We very intentionally kept the syntax as close to regular ClickHouse as possible but added some functions.
This sounds solvable with clickhouse views?
> automatic joins
Is this also not solvable with views? Also, clickhouse heavily discourages joins so I wonder how often this winds up being beneficial? For us, we only ever join against tenant metadata (i.e. resolving ID to name)
> query optimization
This sounds potentially interesting - clickhouse's query optimizer is not great IME, but it's definitely getting better
row level access control, resource quotas, scheduling policies, session settings, etc. all could have been used in concert to achieve a very similar outcome with a dozen or so ddl/dcl statements.
The DSL approach has other advantages too: like rewriting queries to not expose underlying tables, doing automatic performance optimizations…
It’s a sql that compiles to the real database sql based on configuration.
For query operations I would try to find a way to solve this with tools like S3 and SQLite.

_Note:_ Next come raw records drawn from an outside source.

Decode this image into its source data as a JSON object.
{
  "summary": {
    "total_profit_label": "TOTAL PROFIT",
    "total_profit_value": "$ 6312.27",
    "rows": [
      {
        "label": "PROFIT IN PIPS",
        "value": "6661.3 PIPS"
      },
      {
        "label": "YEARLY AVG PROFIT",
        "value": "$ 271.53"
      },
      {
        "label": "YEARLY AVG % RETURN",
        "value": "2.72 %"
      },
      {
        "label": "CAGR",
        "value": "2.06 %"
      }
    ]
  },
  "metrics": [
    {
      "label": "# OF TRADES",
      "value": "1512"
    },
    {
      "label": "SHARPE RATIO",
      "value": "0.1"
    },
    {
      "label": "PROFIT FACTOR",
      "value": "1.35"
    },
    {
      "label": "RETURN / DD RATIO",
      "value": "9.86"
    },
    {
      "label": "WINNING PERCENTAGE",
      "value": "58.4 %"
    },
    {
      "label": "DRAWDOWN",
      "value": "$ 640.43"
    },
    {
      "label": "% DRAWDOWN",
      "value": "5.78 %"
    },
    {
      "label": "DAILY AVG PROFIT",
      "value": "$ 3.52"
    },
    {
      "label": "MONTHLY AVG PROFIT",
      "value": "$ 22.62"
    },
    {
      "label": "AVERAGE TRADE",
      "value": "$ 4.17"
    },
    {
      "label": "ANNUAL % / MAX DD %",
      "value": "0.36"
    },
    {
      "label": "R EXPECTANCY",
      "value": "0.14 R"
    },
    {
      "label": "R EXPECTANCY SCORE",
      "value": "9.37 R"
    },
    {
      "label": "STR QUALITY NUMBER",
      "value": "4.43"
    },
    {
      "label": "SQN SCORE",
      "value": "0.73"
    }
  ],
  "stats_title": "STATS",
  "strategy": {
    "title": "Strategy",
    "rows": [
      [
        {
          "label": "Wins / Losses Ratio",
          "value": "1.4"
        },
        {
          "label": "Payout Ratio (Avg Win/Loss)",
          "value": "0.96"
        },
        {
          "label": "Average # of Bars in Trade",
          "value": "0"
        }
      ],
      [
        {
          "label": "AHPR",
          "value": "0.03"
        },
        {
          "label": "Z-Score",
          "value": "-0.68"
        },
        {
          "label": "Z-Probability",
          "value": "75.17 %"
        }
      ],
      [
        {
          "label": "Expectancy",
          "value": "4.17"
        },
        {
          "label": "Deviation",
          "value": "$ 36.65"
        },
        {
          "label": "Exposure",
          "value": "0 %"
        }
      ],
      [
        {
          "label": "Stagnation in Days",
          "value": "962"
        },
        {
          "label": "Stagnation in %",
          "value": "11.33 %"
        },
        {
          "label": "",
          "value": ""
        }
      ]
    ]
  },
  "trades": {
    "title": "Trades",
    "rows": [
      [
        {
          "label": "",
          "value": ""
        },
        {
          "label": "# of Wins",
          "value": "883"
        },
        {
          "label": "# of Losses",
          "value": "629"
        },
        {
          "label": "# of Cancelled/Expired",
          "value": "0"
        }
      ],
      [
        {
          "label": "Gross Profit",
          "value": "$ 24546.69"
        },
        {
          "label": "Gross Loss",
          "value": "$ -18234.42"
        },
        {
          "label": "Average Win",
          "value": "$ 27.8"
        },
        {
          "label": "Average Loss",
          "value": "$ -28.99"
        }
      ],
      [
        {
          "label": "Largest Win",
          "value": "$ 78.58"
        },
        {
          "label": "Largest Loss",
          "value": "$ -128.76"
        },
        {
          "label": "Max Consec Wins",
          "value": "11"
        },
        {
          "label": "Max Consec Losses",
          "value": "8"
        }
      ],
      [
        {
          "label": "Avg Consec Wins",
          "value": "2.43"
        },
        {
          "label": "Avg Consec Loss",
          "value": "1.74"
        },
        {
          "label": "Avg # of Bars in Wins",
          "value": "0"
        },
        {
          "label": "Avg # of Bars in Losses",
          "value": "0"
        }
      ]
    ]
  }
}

There are a few VFS implementations for S3 and other CDNs.
We (https://prequel.co) recently started offering this as a white labeled capability so anyone can offer it without building it yourself. Its a newer capability to our export product where instead of sending the data to the tenant's data warehouse, we enable you to provision an S3/GCS/ABS/etc bucket with the data formatted. Credential management, analytics, etc is all batteries included so you don't have to do that either. The initial interest from our customers was around BI integrations but agent use is starting to pick up which is kinda interesting to see.
We use it (I’m the author or the article) so users can search every run they do and graph all sorts of metrics.